Monday, Mar. 31, 1958

Bad News for the G.O.P.

President Eisenhower's political popularity rating is down five Gallup poll percentage points below his previous low of 57%, recorded just after the 1954 congressional elections and again after the Little Rock segregation crisis last year. Results of last week's survey of opinion on the way Ike is doing his job:

Approve 52%

Disapprove 33%

No opinion 15%

Congressional Republicans, who figure by rough rule of thumb that they must get 55% of the vote outside the Democratic South to win this year's congressional elections, found themselves at the lowest low since 1936. Gallup poll of Northerners:

Republicans 46%

Democrats 54%

The congressional results nationwide:

Republicans 44%

Democrats 56%

In both the presidential and congressional polls, Gallup found one overriding reason for the G.O.P. slump: the recession and fear of unemployment.
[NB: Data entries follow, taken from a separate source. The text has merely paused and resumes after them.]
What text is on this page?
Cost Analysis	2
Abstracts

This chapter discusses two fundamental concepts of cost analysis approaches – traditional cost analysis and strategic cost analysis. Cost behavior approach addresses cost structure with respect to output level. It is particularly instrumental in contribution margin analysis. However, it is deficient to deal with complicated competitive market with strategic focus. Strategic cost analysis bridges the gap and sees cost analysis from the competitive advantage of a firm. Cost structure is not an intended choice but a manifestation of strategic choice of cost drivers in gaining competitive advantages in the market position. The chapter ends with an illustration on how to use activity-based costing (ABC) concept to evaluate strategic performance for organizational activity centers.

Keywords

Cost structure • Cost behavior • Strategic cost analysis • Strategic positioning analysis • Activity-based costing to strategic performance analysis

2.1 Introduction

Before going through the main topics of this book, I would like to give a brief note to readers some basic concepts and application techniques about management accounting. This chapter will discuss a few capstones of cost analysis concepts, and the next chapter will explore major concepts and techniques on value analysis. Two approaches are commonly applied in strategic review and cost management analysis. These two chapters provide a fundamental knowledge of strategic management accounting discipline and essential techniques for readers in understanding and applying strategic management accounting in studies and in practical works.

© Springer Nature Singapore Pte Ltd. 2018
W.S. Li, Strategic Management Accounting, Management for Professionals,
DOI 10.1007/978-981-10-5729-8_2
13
In still another poll, Gallup reported that unemployment had become the problem of greatest public concern. Just a month before, 30% had listed keeping the peace as the nation's top problem, against 7% naming unemployment. Last week's figures: unemployment 40%; keeping the peace 17%. This, said the pollsters, was the first time since Depression year 1937 that unemployment had been rated the U.S.'s No. 1 problem.